To check that not only the ElasticSearch daemon is running but also performing well, we can use the following 2 calls, they illustrate well how any client software will interact with the search engine.
All you need is to have curl installed on your system. Any other command line to send HTTP calls (GET, POST, PUT, HEAD, DELETE, ...) can do the trick.
The first examples is used to display the general health status of the cluster's nodes. The second one will list each indexes and their status.

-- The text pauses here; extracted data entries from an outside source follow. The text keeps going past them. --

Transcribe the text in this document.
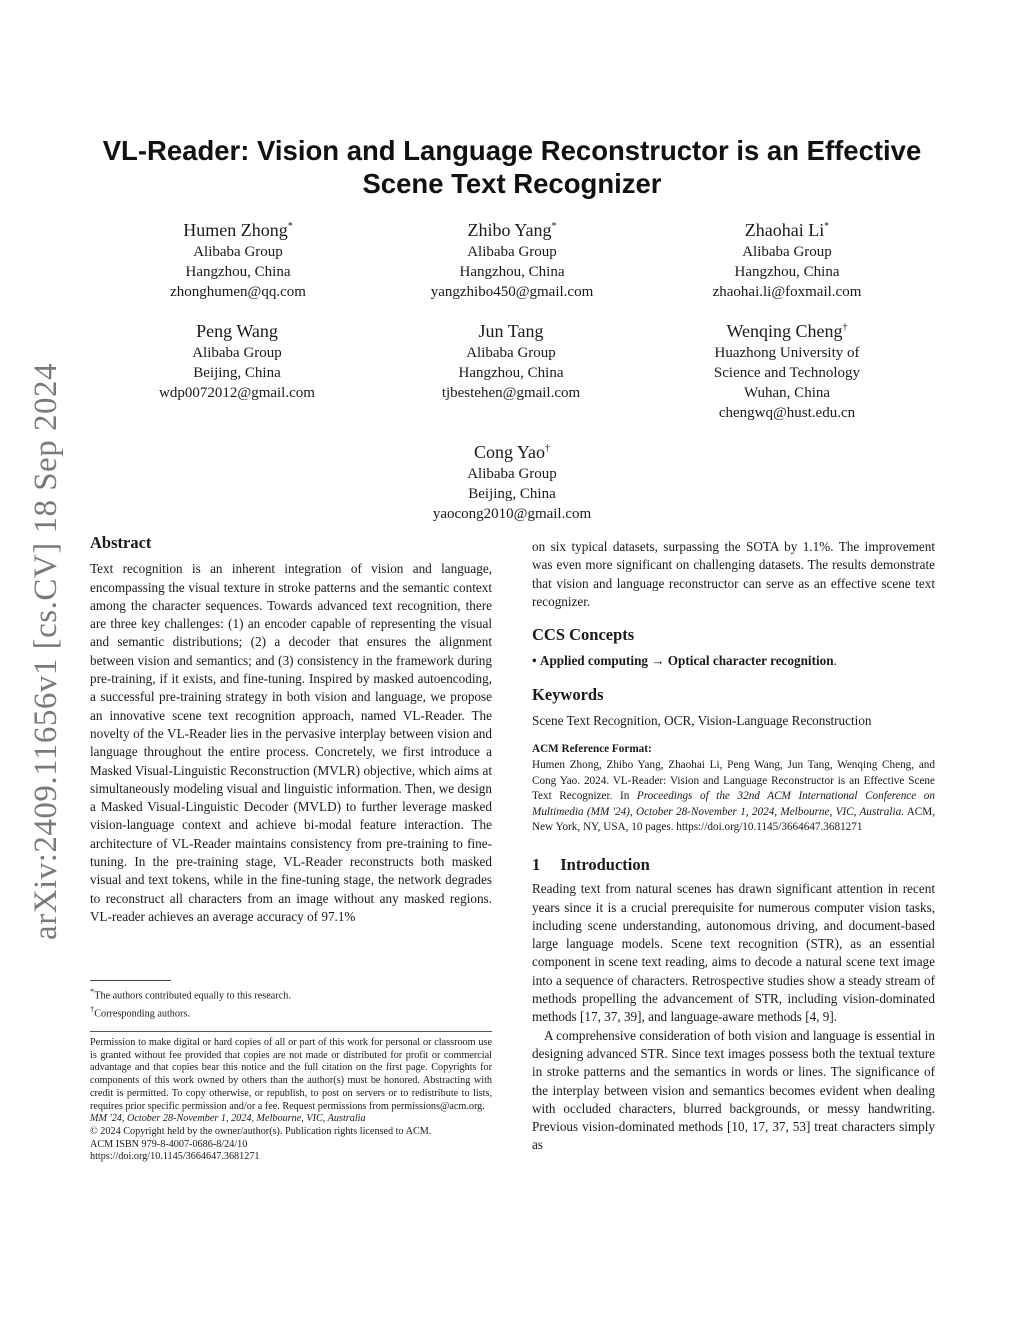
arXiv:2409.11656v1 [cs.CV] 18 Sep 2024
VL-Reader: Vision and Language Reconstructor is an Effective
Scene Text Recognizer
Humen Zhong*
Alibaba Group
Hangzhou, China
zhonghumen@qq.com
Zhibo Yang*
Alibaba Group
Hangzhou, China
yangzhibo450@gmail.com
Zhaohai Li*
Alibaba Group
Hangzhou, China
zhaohai.li@foxmail.com
Peng Wang
Alibaba Group
Beijing, China
wdp0072012@gmail.com
Jun Tang
Alibaba Group
Hangzhou, China
tjbestehen@gmail.com
Wenqing Cheng†
Huazhong University of
Science and Technology
Wuhan, China
chengwq@hust.edu.cn
Cong Yao†
Alibaba Group
Beijing, China
yaocong2010@gmail.com
Abstract

Text recognition is an inherent integration of vision and language, encompassing the visual texture in stroke patterns and the semantic context among the character sequences. Towards advanced text recognition, there are three key challenges: (1) an encoder capable of representing the visual and semantic distributions; (2) a decoder that ensures the alignment between vision and semantics; and (3) consistency in the framework during pre-training, if it exists, and fine-tuning. Inspired by masked autoencoding, a successful pre-training strategy in both vision and language, we propose an innovative scene text recognition approach, named VL-Reader. The novelty of the VL-Reader lies in the pervasive interplay between vision and language throughout the entire process. Concretely, we first introduce a Masked Visual-Linguistic Reconstruction (MVLR) objective, which aims at simultaneously modeling visual and linguistic information. Then, we design a Masked Visual-Linguistic Decoder (MVLD) to further leverage masked vision-language context and achieve bi-modal feature interaction. The architecture of VL-Reader maintains consistency from pre-training to fine-tuning. In the pre-training stage, VL-Reader reconstructs both masked visual and text tokens, while in the fine-tuning stage, the network degrades to reconstruct all characters from an image without any masked regions. VL-reader achieves an average accuracy of 97.1%

*The authors contributed equally to this research.
†Corresponding authors.

Permission to make digital or hard copies of all or part of this work for personal or classroom use is granted without fee provided that copies are not made or distributed for profit or commercial advantage and that copies bear this notice and the full citation on the first page. Copyrights for components of this work owned by others than the author(s) must be honored. Abstracting with credit is permitted. To copy otherwise, or republish, to post on servers or to redistribute to lists, requires prior specific permission and/or a fee. Request permissions from permissions@acm.org.

MM '24, October 28-November 1, 2024, Melbourne, VIC, Australia

© 2024 Copyright held by the owner/author(s). Publication rights licensed to ACM.

ACM ISBN 979-8-4007-0686-8/24/10

https://doi.org/10.1145/3664647.3681271

on six typical datasets, surpassing the SOTA by 1.1%. The improvement was even more significant on challenging datasets. The results demonstrate that vision and language reconstructor can serve as an effective scene text recognizer.

CCS Concepts

• Applied computing → Optical character recognition.

Keywords

Scene Text Recognition, OCR, Vision-Language Reconstruction

ACM Reference Format:

Humen Zhong, Zhibo Yang, Zhaohai Li, Peng Wang, Jun Tang, Wenqing Cheng, and Cong Yao. 2024. VL-Reader: Vision and Language Reconstructor is an Effective Scene Text Recognizer. In Proceedings of the 32nd ACM International Conference on Multimedia (MM '24), October 28-November 1, 2024, Melbourne, VIC, Australia. ACM, New York, NY, USA, 10 pages. https://doi.org/10.1145/3664647.3681271

1 Introduction

Reading text from natural scenes has drawn significant attention in recent years since it is a crucial prerequisite for numerous computer vision tasks, including scene understanding, autonomous driving, and document-based large language models. Scene text recognition (STR), as an essential component in scene text reading, aims to decode a natural scene text image into a sequence of characters. Retrospective studies show a steady stream of methods propelling the advancement of STR, including vision-dominated methods [17, 37, 39], and language-aware methods [4, 9].

A comprehensive consideration of both vision and language is essential in designing advanced STR. Since text images possess both the textual texture in stroke patterns and the semantics in words or lines. The significance of the interplay between vision and semantics becomes evident when dealing with occluded characters, blurred backgrounds, or messy handwriting. Previous vision-dominated methods [10, 17, 37, 53] treat characters simply as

es1(ubuntu):~$ curl http://localhost:9200/_cat/nodes?v
ip           heap.percent ram.percent cpu load_1m load_5m load_15m node.role master name           26          95   7    0.01    0.00     0.00 mdi       -      ES2           49          92   4    0.02    0.01     0.00 mdi       *      ES1
es1(ubuntu):~$ curl http://localhost:9200/_cat/indices?v
health status index              uuid                   pri rep docs.count docs.deleted store.size
green  open   icinga-2017.04     2Hla9BSiQUWciDvSt6xHWg   5   1     294937            0    275.9mb        137.9mb
green  open   apache-2017.04     B6i1gmQIRj-dW41BFAL4AQ   5   1     412241            0    813.1mb        406.2mb
green  open   syslog-2017.04     9gPSk2z9RxaT3WdKFRHI1g   5   1     168997            0    152.5mb         67.8mb
green  open   metricbeat-2017.04 KBeHsGj4TVqhKysguPlKew   2   1    1480507            0   1020.1mb          510mb

The parameter ?v added to the URL is used to have a nice human readable output.